To assess the viral contaminant level in this study, all the 3,347,421 nonredundant contigs (≥800 bp; not only viral contigs) in DOV were used as queries in a BLASTN search (with the parameters set as 95% identity and 95% query coverage) against the approximately 500 contaminant viral sequences reported by Asplund et al. (2019) and Ashleigh et al. (2021). We found very little evidence of viral contamination; no sequences matched with 100% identity, no expected circoviruses or RNA viruses were detected, and most of the alignments were with dsDNA phages (Additional file 1). The 3,473 near-complete viral genomes were used as queries in the same BLASTN search, but no matches were found. We also used Salmon (v1.5.2) to map all the clean reads in the DOV libraries to the contaminant viral sequences. The mapping rates for most of these libraries were <0.01% (Additional file 2), which is consistent with the BLASTN results.

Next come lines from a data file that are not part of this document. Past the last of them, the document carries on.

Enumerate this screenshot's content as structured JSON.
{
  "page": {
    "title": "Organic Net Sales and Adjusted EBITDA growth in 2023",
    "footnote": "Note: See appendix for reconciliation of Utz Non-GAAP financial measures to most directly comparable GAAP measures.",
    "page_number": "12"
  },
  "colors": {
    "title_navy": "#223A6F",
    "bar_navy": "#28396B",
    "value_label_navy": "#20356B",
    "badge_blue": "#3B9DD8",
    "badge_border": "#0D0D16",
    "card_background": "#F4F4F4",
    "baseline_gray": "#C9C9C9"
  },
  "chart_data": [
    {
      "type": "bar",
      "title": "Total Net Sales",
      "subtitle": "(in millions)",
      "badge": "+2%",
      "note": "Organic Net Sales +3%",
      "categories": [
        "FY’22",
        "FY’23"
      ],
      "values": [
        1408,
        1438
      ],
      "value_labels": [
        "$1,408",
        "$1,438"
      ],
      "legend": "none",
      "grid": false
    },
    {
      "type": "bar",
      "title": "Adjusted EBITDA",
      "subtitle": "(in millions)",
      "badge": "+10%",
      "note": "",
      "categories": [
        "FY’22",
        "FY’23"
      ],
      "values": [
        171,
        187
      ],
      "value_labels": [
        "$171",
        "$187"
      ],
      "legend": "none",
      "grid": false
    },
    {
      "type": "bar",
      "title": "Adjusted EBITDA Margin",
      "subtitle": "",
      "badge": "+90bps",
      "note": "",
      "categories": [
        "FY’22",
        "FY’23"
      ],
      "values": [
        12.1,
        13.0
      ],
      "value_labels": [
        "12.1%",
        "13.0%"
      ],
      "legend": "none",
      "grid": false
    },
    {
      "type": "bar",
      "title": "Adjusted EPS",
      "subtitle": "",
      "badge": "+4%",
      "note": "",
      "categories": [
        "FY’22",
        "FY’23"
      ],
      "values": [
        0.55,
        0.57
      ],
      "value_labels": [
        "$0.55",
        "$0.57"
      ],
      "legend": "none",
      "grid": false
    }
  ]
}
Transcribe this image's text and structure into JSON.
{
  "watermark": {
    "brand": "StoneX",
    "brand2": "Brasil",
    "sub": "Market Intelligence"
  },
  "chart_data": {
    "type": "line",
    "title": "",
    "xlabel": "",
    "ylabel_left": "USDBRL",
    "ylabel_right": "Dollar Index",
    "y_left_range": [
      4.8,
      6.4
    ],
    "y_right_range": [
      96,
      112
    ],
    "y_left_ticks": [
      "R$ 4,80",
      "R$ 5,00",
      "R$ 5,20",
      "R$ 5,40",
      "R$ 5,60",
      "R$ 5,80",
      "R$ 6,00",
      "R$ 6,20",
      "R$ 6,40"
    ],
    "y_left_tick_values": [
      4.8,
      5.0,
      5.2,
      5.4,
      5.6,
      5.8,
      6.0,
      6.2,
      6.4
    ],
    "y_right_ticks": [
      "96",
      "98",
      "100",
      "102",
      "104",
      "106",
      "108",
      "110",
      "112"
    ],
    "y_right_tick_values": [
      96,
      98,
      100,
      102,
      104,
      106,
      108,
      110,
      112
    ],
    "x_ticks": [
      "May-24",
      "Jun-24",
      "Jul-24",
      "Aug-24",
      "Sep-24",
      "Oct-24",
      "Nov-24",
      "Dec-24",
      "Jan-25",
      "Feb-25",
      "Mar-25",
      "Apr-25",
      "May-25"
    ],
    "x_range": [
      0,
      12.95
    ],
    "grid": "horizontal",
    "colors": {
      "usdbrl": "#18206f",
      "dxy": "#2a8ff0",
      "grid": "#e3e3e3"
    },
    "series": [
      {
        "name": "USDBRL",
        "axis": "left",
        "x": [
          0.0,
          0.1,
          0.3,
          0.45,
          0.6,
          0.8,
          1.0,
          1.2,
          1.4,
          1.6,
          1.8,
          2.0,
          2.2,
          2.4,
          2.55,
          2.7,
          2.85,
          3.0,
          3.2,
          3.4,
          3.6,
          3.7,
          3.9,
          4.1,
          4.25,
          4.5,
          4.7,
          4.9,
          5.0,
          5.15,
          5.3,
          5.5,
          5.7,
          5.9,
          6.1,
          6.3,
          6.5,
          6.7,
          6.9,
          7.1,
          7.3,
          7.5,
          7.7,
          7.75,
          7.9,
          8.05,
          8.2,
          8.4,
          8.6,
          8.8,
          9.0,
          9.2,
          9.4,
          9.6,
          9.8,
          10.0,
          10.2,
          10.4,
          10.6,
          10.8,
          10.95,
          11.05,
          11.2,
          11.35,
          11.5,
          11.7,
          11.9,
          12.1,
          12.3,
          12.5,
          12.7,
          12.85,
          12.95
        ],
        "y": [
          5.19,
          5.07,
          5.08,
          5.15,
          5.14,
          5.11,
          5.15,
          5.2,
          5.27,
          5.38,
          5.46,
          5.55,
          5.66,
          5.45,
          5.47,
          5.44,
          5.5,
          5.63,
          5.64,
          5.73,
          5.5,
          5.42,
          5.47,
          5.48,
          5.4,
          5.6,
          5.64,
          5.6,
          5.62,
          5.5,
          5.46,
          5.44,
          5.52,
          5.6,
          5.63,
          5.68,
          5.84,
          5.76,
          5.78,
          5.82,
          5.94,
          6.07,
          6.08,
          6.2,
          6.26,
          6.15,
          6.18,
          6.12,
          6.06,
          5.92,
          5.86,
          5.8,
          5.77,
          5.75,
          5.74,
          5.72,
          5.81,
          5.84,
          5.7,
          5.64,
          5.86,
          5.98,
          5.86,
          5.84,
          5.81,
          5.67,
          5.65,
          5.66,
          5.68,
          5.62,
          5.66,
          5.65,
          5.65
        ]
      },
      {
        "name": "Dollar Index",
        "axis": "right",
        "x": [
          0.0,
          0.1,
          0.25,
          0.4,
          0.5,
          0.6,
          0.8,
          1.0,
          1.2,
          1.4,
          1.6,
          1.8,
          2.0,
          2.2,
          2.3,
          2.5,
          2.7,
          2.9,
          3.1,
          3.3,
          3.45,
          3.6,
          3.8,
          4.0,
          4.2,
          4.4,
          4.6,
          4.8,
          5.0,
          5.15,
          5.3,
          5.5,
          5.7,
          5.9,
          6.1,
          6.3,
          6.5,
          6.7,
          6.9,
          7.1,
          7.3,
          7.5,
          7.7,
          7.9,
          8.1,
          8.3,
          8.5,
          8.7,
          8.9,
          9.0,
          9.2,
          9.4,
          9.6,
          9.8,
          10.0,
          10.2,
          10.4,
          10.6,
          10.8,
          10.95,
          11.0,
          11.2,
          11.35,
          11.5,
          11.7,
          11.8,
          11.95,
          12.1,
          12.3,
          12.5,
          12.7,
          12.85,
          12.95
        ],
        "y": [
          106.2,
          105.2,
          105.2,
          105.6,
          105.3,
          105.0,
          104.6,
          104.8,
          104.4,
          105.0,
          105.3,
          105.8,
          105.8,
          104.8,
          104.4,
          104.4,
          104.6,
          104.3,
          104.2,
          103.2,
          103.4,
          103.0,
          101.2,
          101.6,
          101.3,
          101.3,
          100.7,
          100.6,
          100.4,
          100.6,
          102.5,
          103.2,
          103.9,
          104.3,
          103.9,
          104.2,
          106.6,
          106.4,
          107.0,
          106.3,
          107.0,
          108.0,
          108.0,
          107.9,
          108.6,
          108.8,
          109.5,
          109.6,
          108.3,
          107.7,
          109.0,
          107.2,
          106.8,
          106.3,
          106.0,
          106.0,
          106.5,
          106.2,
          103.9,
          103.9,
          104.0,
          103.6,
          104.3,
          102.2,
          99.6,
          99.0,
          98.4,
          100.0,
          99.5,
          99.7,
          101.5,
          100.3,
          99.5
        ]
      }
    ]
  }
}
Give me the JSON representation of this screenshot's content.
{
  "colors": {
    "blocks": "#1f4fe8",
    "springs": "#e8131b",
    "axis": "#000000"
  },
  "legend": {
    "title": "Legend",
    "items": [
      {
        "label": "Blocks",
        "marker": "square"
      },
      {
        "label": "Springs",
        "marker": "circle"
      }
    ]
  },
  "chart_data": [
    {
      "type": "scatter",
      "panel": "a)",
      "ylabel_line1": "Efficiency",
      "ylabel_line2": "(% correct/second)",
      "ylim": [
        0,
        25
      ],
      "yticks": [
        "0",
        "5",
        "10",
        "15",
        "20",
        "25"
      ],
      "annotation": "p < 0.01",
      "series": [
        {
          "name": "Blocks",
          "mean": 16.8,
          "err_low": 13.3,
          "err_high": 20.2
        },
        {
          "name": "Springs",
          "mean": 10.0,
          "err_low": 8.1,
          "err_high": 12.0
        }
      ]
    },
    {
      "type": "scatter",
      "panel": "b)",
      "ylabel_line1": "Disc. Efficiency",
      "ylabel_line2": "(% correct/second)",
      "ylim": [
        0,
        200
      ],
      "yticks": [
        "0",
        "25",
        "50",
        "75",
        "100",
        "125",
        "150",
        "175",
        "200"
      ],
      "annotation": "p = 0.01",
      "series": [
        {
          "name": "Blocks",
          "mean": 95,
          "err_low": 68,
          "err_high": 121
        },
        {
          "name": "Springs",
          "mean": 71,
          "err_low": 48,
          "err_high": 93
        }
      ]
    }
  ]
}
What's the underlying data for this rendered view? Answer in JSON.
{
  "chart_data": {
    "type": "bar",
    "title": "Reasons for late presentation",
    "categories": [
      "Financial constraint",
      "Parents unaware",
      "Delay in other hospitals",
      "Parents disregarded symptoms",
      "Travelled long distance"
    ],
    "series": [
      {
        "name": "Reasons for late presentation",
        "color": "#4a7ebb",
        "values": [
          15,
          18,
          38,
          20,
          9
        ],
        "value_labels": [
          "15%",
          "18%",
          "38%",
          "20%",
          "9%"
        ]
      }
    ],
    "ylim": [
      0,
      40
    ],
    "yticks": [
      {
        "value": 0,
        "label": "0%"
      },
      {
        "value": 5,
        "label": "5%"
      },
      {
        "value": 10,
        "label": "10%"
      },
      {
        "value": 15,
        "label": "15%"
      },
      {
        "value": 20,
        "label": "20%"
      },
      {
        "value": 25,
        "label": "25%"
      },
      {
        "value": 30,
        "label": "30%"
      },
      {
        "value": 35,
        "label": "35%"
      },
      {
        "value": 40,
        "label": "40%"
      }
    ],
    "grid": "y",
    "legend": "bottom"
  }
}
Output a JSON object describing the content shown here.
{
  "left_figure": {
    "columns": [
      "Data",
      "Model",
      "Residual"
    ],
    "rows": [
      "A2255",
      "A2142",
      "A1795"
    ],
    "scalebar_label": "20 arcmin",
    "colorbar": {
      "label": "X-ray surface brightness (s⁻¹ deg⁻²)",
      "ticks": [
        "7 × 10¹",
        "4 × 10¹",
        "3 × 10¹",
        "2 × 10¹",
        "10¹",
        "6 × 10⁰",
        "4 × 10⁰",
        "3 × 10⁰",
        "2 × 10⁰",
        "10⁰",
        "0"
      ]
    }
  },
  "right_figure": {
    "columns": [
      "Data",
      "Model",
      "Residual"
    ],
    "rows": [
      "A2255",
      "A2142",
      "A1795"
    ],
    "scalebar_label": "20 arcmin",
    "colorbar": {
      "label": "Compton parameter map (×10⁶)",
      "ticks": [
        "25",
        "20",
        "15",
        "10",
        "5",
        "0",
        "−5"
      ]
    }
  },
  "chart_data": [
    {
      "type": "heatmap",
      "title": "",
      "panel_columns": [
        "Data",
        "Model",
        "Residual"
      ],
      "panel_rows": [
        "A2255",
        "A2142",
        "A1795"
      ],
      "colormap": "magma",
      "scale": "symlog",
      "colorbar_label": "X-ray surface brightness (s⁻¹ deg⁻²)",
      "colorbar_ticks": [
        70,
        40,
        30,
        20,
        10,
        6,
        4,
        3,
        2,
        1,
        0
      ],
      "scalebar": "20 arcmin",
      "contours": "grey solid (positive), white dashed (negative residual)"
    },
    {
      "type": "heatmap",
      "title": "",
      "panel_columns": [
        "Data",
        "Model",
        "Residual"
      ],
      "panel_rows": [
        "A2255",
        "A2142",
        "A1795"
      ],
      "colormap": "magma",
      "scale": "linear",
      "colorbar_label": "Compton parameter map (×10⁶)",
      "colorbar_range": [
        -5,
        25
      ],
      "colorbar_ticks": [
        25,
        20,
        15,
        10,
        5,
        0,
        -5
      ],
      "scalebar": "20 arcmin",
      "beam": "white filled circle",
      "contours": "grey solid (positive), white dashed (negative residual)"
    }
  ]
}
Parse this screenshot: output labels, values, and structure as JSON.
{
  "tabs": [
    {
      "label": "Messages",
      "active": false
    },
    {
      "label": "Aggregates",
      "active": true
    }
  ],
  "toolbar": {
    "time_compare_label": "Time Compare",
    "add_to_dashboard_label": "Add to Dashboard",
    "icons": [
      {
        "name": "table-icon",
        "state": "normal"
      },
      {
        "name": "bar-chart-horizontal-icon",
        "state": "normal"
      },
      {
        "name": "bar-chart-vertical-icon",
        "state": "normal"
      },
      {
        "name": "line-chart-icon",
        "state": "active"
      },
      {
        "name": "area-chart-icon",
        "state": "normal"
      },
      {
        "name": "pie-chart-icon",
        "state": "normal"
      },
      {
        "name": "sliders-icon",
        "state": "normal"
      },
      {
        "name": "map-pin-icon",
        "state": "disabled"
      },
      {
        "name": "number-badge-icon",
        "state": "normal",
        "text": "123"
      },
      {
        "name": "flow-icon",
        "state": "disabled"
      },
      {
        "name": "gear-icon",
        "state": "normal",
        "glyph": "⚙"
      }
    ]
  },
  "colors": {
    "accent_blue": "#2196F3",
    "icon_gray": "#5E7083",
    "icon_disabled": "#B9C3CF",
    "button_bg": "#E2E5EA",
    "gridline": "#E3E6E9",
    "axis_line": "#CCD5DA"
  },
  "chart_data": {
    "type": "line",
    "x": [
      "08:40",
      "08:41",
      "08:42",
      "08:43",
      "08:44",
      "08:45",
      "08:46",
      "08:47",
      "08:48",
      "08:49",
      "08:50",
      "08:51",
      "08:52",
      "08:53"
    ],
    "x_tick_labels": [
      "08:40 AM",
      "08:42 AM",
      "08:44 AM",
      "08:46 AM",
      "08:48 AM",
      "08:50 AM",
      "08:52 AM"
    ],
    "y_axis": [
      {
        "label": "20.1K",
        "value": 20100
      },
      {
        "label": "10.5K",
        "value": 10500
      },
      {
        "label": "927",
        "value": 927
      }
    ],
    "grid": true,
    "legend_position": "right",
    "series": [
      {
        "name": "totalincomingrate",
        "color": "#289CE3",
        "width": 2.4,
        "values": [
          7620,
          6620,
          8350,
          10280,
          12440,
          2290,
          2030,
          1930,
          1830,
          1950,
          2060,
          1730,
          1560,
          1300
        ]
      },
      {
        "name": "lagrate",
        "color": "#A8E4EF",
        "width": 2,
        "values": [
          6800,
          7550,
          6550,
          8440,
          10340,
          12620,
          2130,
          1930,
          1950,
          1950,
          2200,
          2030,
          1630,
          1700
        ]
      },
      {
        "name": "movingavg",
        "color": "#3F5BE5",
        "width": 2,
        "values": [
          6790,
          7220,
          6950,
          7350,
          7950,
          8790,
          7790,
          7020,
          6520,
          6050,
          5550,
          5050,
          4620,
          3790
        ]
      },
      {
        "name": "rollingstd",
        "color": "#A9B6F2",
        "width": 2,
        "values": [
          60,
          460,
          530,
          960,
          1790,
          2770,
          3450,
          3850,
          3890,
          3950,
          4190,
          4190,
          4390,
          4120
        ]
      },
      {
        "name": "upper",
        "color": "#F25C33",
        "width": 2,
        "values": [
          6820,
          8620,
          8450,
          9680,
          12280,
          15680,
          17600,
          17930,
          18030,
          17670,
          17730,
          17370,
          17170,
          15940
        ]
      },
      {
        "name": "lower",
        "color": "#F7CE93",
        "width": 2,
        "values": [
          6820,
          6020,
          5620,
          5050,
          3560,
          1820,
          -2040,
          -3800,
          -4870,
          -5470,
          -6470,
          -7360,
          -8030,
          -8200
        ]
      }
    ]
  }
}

2.9 Viral community and statistical analysis
In this study, the FPKM (Fragments Per Kilobase per Million) value was used to represent the relative abundance of the reference viral genomes, vOTUs, and AMGs. On the basis of the FPKM-transformed abundance table, R and Excel were used to analyze the corresponding viral diversity and community structures. The vegan and ggplots R packages were used to calculate α-diversity indexes and plot the nonmetric multidimensional scaling (NMDS). Analysis of variance (ANOVA) and TukeyHSD were used to test the differences between groups with the significance level set at 0.05. For the procrustes analysis, the characteristic axis coordinates of NMDS were extracted as the input of the procrustes function, and the protest function was used to perform the substitution test to evaluate the significance of the results.